Closed shuoyinn closed 1 year ago

shuoyinn commented 1 year ago

Hello, your work is very good and I appreciate it that I learned a lot from your paper and your code.

But when I reproduce your experiment using python main.py --cfg configs/GPS/ogbg-ppa-GPS.yaml wandb.use False as you instructed, the training statistics are very very strange, or rather, very low for many many epochs.

I checked some closed issues in this repository and found one was similar to mine (this one), where the data set related was code2, and here the issue is about ppa.

As for me, dependencies are as follows: 1 2

Here is part of my training process: 3

It kept very low for very long time (about 160 epochs), less than 0.1117, but abruptly went to 0.78 at epoch 165 (which is not abnormal any more)

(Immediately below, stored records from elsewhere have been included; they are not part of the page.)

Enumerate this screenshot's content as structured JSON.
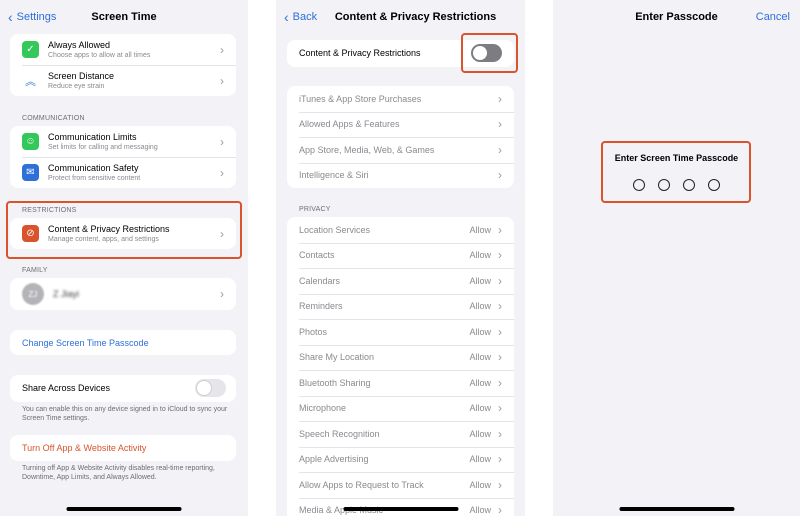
{
  "panel1": {
    "nav": {
      "back_label": "Settings",
      "title": "Screen Time"
    },
    "top_items": [
      {
        "title": "Always Allowed",
        "subtitle": "Choose apps to allow at all times",
        "icon": "checkmark-icon",
        "color": "#34c759"
      },
      {
        "title": "Screen Distance",
        "subtitle": "Reduce eye strain",
        "icon": "chevrons-icon",
        "color": "#2f6fd8"
      }
    ],
    "communication": {
      "label": "COMMUNICATION",
      "items": [
        {
          "title": "Communication Limits",
          "subtitle": "Set limits for calling and messaging",
          "icon": "person-circle-icon",
          "color": "#34c759"
        },
        {
          "title": "Communication Safety",
          "subtitle": "Protect from sensitive content",
          "icon": "chat-bubble-icon",
          "color": "#2f6fd8"
        }
      ]
    },
    "restrictions": {
      "label": "RESTRICTIONS",
      "item": {
        "title": "Content & Privacy Restrictions",
        "subtitle": "Manage content, apps, and settings",
        "icon": "no-entry-icon",
        "color": "#d9542c"
      }
    },
    "family": {
      "label": "FAMILY",
      "member": {
        "initials": "ZJ",
        "name": "Z Jiayi"
      }
    },
    "change_passcode": "Change Screen Time Passcode",
    "share": {
      "label": "Share Across Devices",
      "footnote": "You can enable this on any device signed in to iCloud to sync your Screen Time settings."
    },
    "turn_off": {
      "label": "Turn Off App & Website Activity",
      "footnote": "Turning off App & Website Activity disables real-time reporting, Downtime, App Limits, and Always Allowed."
    }
  },
  "panel2": {
    "nav": {
      "back_label": "Back",
      "title": "Content & Privacy Restrictions"
    },
    "toggle_label": "Content & Privacy Restrictions",
    "store_items": [
      "iTunes & App Store Purchases",
      "Allowed Apps & Features",
      "App Store, Media, Web, & Games",
      "Intelligence & Siri"
    ],
    "privacy": {
      "label": "PRIVACY",
      "allow_label": "Allow",
      "items": [
        "Location Services",
        "Contacts",
        "Calendars",
        "Reminders",
        "Photos",
        "Share My Location",
        "Bluetooth Sharing",
        "Microphone",
        "Speech Recognition",
        "Apple Advertising",
        "Allow Apps to Request to Track",
        "Media & Apple Music"
      ]
    }
  },
  "panel3": {
    "nav": {
      "title": "Enter Passcode",
      "cancel_label": "Cancel"
    },
    "prompt": "Enter Screen Time Passcode"
  },
  "colors": {
    "accent": "#2f6fd8",
    "highlight": "#d9542c",
    "background": "#f2f2f7"
  }
}
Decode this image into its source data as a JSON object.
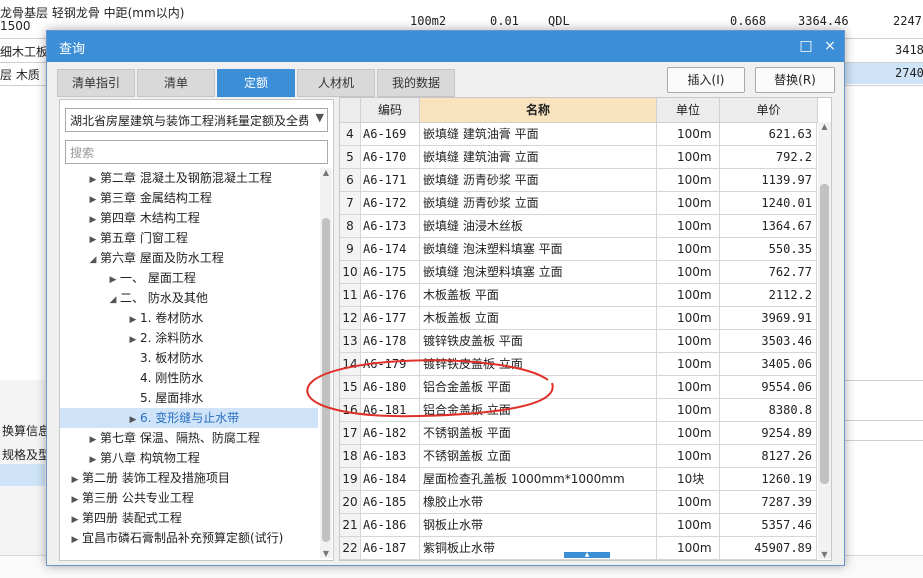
{
  "background": {
    "row1_name": "龙骨基层 轻钢龙骨 中距(mm以内)",
    "row1_sub": "1500",
    "row1_unit": "100m2",
    "row1_qty": "0.01",
    "row1_code": "QDL",
    "row1_val1": "0.668",
    "row1_val2": "3364.46",
    "row1_val3": "2247",
    "row2_name": "细木工板",
    "row2_val3": "3418",
    "row3_name": "层 木质",
    "row3_val3": "2740",
    "left_tab1": "换算信息",
    "left_tab2": "规格及型"
  },
  "dialog": {
    "title": "查询",
    "maximize_icon": "□",
    "close_icon": "×",
    "tabs": [
      "清单指引",
      "清单",
      "定额",
      "人材机",
      "我的数据"
    ],
    "active_tab": "定额",
    "insert_button": "插入(I)",
    "replace_button": "替换(R)"
  },
  "left_panel": {
    "selected_library": "湖北省房屋建筑与装饰工程消耗量定额及全费用",
    "search_placeholder": "搜索",
    "tree": [
      {
        "label": "第二章 混凝土及钢筋混凝土工程",
        "level": 2,
        "caret": "right"
      },
      {
        "label": "第三章 金属结构工程",
        "level": 2,
        "caret": "right"
      },
      {
        "label": "第四章 木结构工程",
        "level": 2,
        "caret": "right"
      },
      {
        "label": "第五章 门窗工程",
        "level": 2,
        "caret": "right"
      },
      {
        "label": "第六章 屋面及防水工程",
        "level": 2,
        "caret": "down"
      },
      {
        "label": "一、 屋面工程",
        "level": 3,
        "caret": "right"
      },
      {
        "label": "二、 防水及其他",
        "level": 3,
        "caret": "down"
      },
      {
        "label": "1. 卷材防水",
        "level": 4,
        "caret": "right"
      },
      {
        "label": "2. 涂料防水",
        "level": 4,
        "caret": "right"
      },
      {
        "label": "3. 板材防水",
        "level": 4,
        "caret": "none"
      },
      {
        "label": "4. 刚性防水",
        "level": 4,
        "caret": "none"
      },
      {
        "label": "5. 屋面排水",
        "level": 4,
        "caret": "none"
      },
      {
        "label": "6. 变形缝与止水带",
        "level": 4,
        "caret": "right",
        "selected": true
      },
      {
        "label": "第七章 保温、隔热、防腐工程",
        "level": 2,
        "caret": "right"
      },
      {
        "label": "第八章 构筑物工程",
        "level": 2,
        "caret": "right"
      },
      {
        "label": "第二册 装饰工程及措施项目",
        "level": 1,
        "caret": "right"
      },
      {
        "label": "第三册 公共专业工程",
        "level": 1,
        "caret": "right"
      },
      {
        "label": "第四册 装配式工程",
        "level": 1,
        "caret": "right"
      },
      {
        "label": "宜昌市磷石膏制品补充预算定额(试行)",
        "level": 1,
        "caret": "right"
      }
    ]
  },
  "grid": {
    "headers": {
      "code": "编码",
      "name": "名称",
      "unit": "单位",
      "price": "单价"
    },
    "rows": [
      {
        "idx": "4",
        "code": "A6-169",
        "name": "嵌填缝 建筑油膏 平面",
        "unit": "100m",
        "price": "621.63"
      },
      {
        "idx": "5",
        "code": "A6-170",
        "name": "嵌填缝 建筑油膏 立面",
        "unit": "100m",
        "price": "792.2"
      },
      {
        "idx": "6",
        "code": "A6-171",
        "name": "嵌填缝 沥青砂浆 平面",
        "unit": "100m",
        "price": "1139.97"
      },
      {
        "idx": "7",
        "code": "A6-172",
        "name": "嵌填缝 沥青砂浆 立面",
        "unit": "100m",
        "price": "1240.01"
      },
      {
        "idx": "8",
        "code": "A6-173",
        "name": "嵌填缝 油浸木丝板",
        "unit": "100m",
        "price": "1364.67"
      },
      {
        "idx": "9",
        "code": "A6-174",
        "name": "嵌填缝 泡沫塑料填塞 平面",
        "unit": "100m",
        "price": "550.35"
      },
      {
        "idx": "10",
        "code": "A6-175",
        "name": "嵌填缝 泡沫塑料填塞 立面",
        "unit": "100m",
        "price": "762.77"
      },
      {
        "idx": "11",
        "code": "A6-176",
        "name": "木板盖板 平面",
        "unit": "100m",
        "price": "2112.2"
      },
      {
        "idx": "12",
        "code": "A6-177",
        "name": "木板盖板 立面",
        "unit": "100m",
        "price": "3969.91"
      },
      {
        "idx": "13",
        "code": "A6-178",
        "name": "镀锌铁皮盖板 平面",
        "unit": "100m",
        "price": "3503.46"
      },
      {
        "idx": "14",
        "code": "A6-179",
        "name": "镀锌铁皮盖板 立面",
        "unit": "100m",
        "price": "3405.06"
      },
      {
        "idx": "15",
        "code": "A6-180",
        "name": "铝合金盖板 平面",
        "unit": "100m",
        "price": "9554.06"
      },
      {
        "idx": "16",
        "code": "A6-181",
        "name": "铝合金盖板 立面",
        "unit": "100m",
        "price": "8380.8"
      },
      {
        "idx": "17",
        "code": "A6-182",
        "name": "不锈钢盖板 平面",
        "unit": "100m",
        "price": "9254.89"
      },
      {
        "idx": "18",
        "code": "A6-183",
        "name": "不锈钢盖板 立面",
        "unit": "100m",
        "price": "8127.26"
      },
      {
        "idx": "19",
        "code": "A6-184",
        "name": "屋面检查孔盖板 1000mm*1000mm",
        "unit": "10块",
        "price": "1260.19"
      },
      {
        "idx": "20",
        "code": "A6-185",
        "name": "橡胶止水带",
        "unit": "100m",
        "price": "7287.39"
      },
      {
        "idx": "21",
        "code": "A6-186",
        "name": "钢板止水带",
        "unit": "100m",
        "price": "5357.46"
      },
      {
        "idx": "22",
        "code": "A6-187",
        "name": "紫铜板止水带",
        "unit": "100m",
        "price": "45907.89"
      }
    ]
  },
  "colors": {
    "accent": "#3c8fd6",
    "header_name": "#f9e3bf",
    "annotation": "#e0302a",
    "selected_row": "#cfe4f8"
  }
}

I don't think package versions should matter. I'm sorry for bothering but could you just tell me why or reproduce the issue and figure out why? I've tried but still cannot find where is wrong.

rampasek commented 1 year ago

Hi, I had a look at the logs (you can find them here: https://github.com/rampasek/GraphGPS/blob/main/final-results.zip), and seems that it is the same behaviour as in my results. Possibly a better learning rate schedule could get rid of this "grokking" behaviour that is happening here consistently over 10 random seeds.